Saturday, May 2, 2020

java puzzlers from oca part 4

In the fourth part of Java Puzzlers, we have something related to char type.


public class Puzzler {

    public static void main(String[] args){
        char myChar = 'a';
        myChar++;

        System.out.println(myChar);
    }
}

You may have guessed it. It will print "b" and the reason for it is that char type is unsigned numeric primitive in the disguise of a character. So if I add one then I'll get the next character in unicode representation.

Then let's take a look at that one


public class Puzzler {

    public static void main(String[] args){
        char myChar = 'a';

        System.out.println(myChar + myChar);
    }
}
Will this print "aa"? Or  which's 97 + 97 = 194 (where 97 is value of 'a').
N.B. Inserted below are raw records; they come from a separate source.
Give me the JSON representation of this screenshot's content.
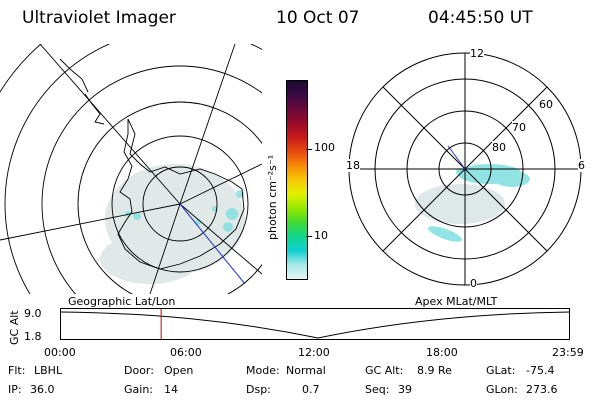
{
  "header": {
    "instrument": "Ultraviolet Imager",
    "date": "10 Oct 07",
    "time": "04:45:50 UT"
  },
  "colorbar": {
    "unit_label": "photon cm⁻²s⁻¹",
    "ticks": [
      "100",
      "10"
    ],
    "colors": [
      "#1a0a2e",
      "#3a0a44",
      "#6a0a3a",
      "#9a0a28",
      "#c81a1a",
      "#e84a10",
      "#f88a08",
      "#f8c808",
      "#e0f000",
      "#98e800",
      "#40d830",
      "#10d890",
      "#10d0d0",
      "#a8e8e8",
      "#e8f4f4"
    ]
  },
  "geo_map": {
    "caption": "Geographic Lat/Lon"
  },
  "polar_map": {
    "caption": "Apex MLat/MLT",
    "mlt_labels": {
      "top": "12",
      "left": "18",
      "right": "6",
      "bottom": "0"
    },
    "lat_labels": [
      "60",
      "70",
      "80"
    ]
  },
  "altitude_plot": {
    "ylabel": "GC Alt",
    "yticks": [
      "9.0",
      "1.8"
    ],
    "xticks": [
      "00:00",
      "06:00",
      "12:00",
      "18:00",
      "23:59"
    ],
    "marker_time_hours": 4.76,
    "marker_color": "#cc0000"
  },
  "info": {
    "flt_label": "Flt:",
    "flt_value": "LBHL",
    "door_label": "Door:",
    "door_value": "Open",
    "mode_label": "Mode:",
    "mode_value": "Normal",
    "gcalt_label": "GC Alt:",
    "gcalt_value": "8.9 Re",
    "glat_label": "GLat:",
    "glat_value": "-75.4",
    "ip_label": "IP:",
    "ip_value": "36.0",
    "gain_label": "Gain:",
    "gain_value": "14",
    "dsp_label": "Dsp:",
    "dsp_value": "0.7",
    "seq_label": "Seq:",
    "seq_value": "39",
    "glon_label": "GLon:",
    "glon_value": "273.6"
  }
}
I don't know if you guessed it right but the result is neither. It's "194". When Java sees plus it tells "hmm that's an addition not a concat" and adds myChars up and returns the int value for it.

java puzzlers from oca part 3

In this third part of Java puzzlers, we will see a surprise in variable naming restrictions.


If I show you this, I'm sure you won't be surprised that this does not compile. static is one of the reserved keywords so why should it work?
public class Puzzler {

    public static void main(String[] args){

        int static = 2;
    }

}
Now I'll ask you a more difficult one. What you think about the below code. Will this compile?
public class Puzzler {

    public static void main(String[] args){
        int bool = 0;
        int integer = 1;
        int const = 2;
        int goto = 3;
    }
}

None of these should be reserved keyword. This is not C right? If you thought that it will compile, you're wrong. const and goto are reserved keywords, but bool and integer are fine.